I wish I could write about each of them and mention all their names.  Since that’s impossible, I’ll write about the one I know best, to represent them all.

Dianna Bartles, a fourth-grade teacher at Sellman, has been one of my best friends for years.  I admit to being totally biased about her as a person.  But I had never seen her in a classroom until I taught with her last year in the 30-day program.

To watch her rapport with her students is like watching a magic show.  She says it’s because fourth-grade children are the easiest age to teach.  I say the “age” of the teacher has a lot to do with it.  Inside, she’s still their age.  She understands their minds, their spirits, and their humor.

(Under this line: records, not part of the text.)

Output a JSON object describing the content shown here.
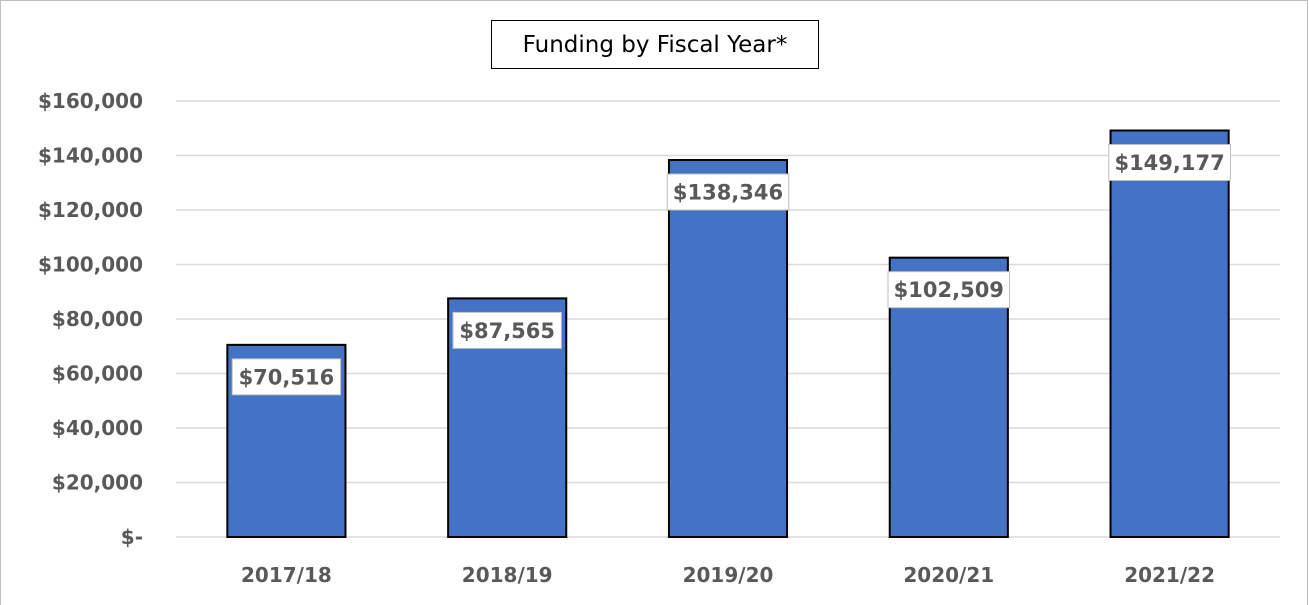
{
  "chart_data": {
    "type": "bar",
    "title": "Funding by Fiscal Year*",
    "xlabel": "",
    "ylabel": "",
    "categories": [
      "2017/18",
      "2018/19",
      "2019/20",
      "2020/21",
      "2021/22"
    ],
    "values": [
      70516,
      87565,
      138346,
      102509,
      149177
    ],
    "data_labels": [
      "$70,516",
      "$87,565",
      "$138,346",
      "$102,509",
      "$149,177"
    ],
    "ylim": [
      0,
      160000
    ],
    "yticks": [
      0,
      20000,
      40000,
      60000,
      80000,
      100000,
      120000,
      140000,
      160000
    ],
    "ytick_labels": [
      "$-",
      "$20,000",
      "$40,000",
      "$60,000",
      "$80,000",
      "$100,000",
      "$120,000",
      "$140,000",
      "$160,000"
    ],
    "grid": true,
    "legend": "none",
    "colors": {
      "bar": "#4472c4",
      "bar_edge": "#000000",
      "gridline": "#d9d9d9",
      "label_text": "#595959"
    }
  }
}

She disciplines and maintains order by threatening to sing.  “No, Please don’t,” they moan, in mock horror.  “We’ll be good.”  They turn and smile at each other.  It’s their little joke with their teacher.  But they settle down and pay attention.

In her reading class, reading becomes fun, and she creates readers, even of the non-readers.  When she reads to them, she weaves a spell.  She laughs and giggles at the funny books.  She cries over the ones that tough her.  Her laughter and her tears are real.  The kids know it’s not an act.  They react the same when they read, and they learn to love reading, as she does.

This is the woman who sat recently in Barnes and Noble, reading books in the children’s section, as she search for books to buy for her class.  As she read, oblivious to everything around her, tears started to run down her cheeks.  As she turned pages, her tears increased.

Nearby, a concerned clerk watched her.  Finally, the clerk walked over.  “Do you need help?” she asked.  “Is there anything I can do?”

“No,” Dianna sobbed, as she dabbed at her eyes.  “As you can see, I’m beyond help.  But I just love this book.”

She teaches with that same emotion.  She looks for good in kids, and she finds it.  And she never stops teaching.  No one works harder.

On March 29, National Teacher Appreciation Day, thank Dianna Bartles.  Or thank any of your child’s teachers.  Thank teachers from your past, or thank their families.  Or just write to me and tell me about the teachers you remember the most.

Teachers are important to all of us.  Let’s appreciate them, if only for a day.